Among those looking at the market this way was Tim Bannister, Rightmove’s director of property data. He said: “There are headwinds that seem likely to remove the current market froth in the second half of the year,” suggesting anticipated further base rate increases “are also likely to affect buyer affordability and market sentiment”.
The question is whether the UK is headed for a large housing market ‘correction’ or a small one. Those who remember the 2008-09 financial crisis will remember how boom turned to bust and prices tumbled, taking years to recover. Unless global events like the war in Ukraine have a drastic effect, a major economic crisis is unlikely.

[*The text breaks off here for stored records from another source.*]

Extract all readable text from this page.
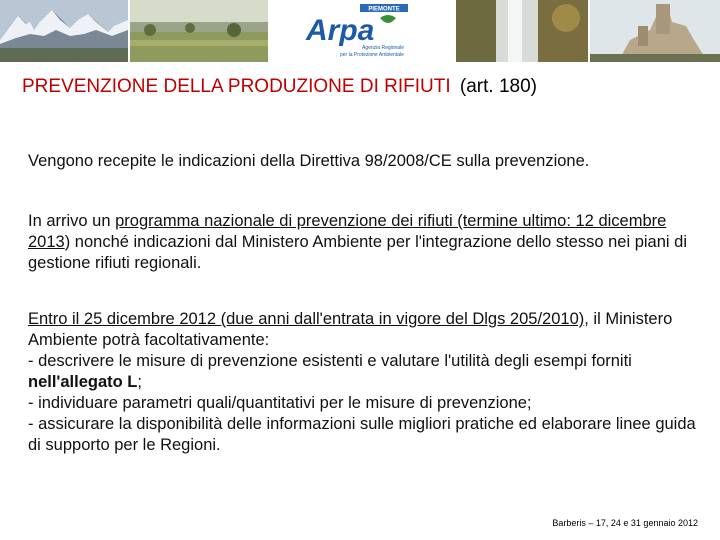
PIEMONTE
Arpa
Agenzia Regionale
per la Protezione Ambientale
PREVENZIONE DELLA PRODUZIONE DI RIFIUTI (art. 180)
Vengono recepite le indicazioni della Direttiva 98/2008/CE sulla prevenzione.
In arrivo un programma nazionale di prevenzione dei rifiuti (termine ultimo: 12 dicembre 2013) nonché indicazioni dal Ministero Ambiente per l'integrazione dello stesso nei piani di gestione rifiuti regionali.
Entro il 25 dicembre 2012 (due anni dall'entrata in vigore del Dlgs 205/2010), il Ministero Ambiente potrà facoltativamente:
- descrivere le misure di prevenzione esistenti e valutare l'utilità degli esempi forniti nell'allegato L;
- individuare parametri quali/quantitativi per le misure di prevenzione;
- assicurare la disponibilità delle informazioni sulle migliori pratiche ed elaborare linee guida di supporto per le Regioni.
Barberis – 17, 24 e 31 gennaio 2012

Instead, experts anticipate more modest growth. Tim Bannister’s view on this matter is echoed by Tim Hyatt, the head of residential at estate agency Knight Frank.
He predicted that “spring could mark the return of more recognisable and predictable conditions in the UK housing market,” noting that many of the pandemic-related factors driving sales, such as the flight from cities to the country, are dissipating.
That could impact on rural locations in southern counties near London like Hertfordshire, as well as farther afield. However, it also means that across the property market, any expectations that your home might see further large jumps in value must be tempered – unless you take action to improve it.
A new kitchen is widely agreed to be a great way to do this, though it is not the only way to add value. How much will, of course, depend on the extent of the work you have carried out, but the Royal Institute of Chartered Surveyors puts the average value gain at four per cent.
So, while the housing market may stop adding so much value to your home soon, a revamped kitchen will surely keep it soaring.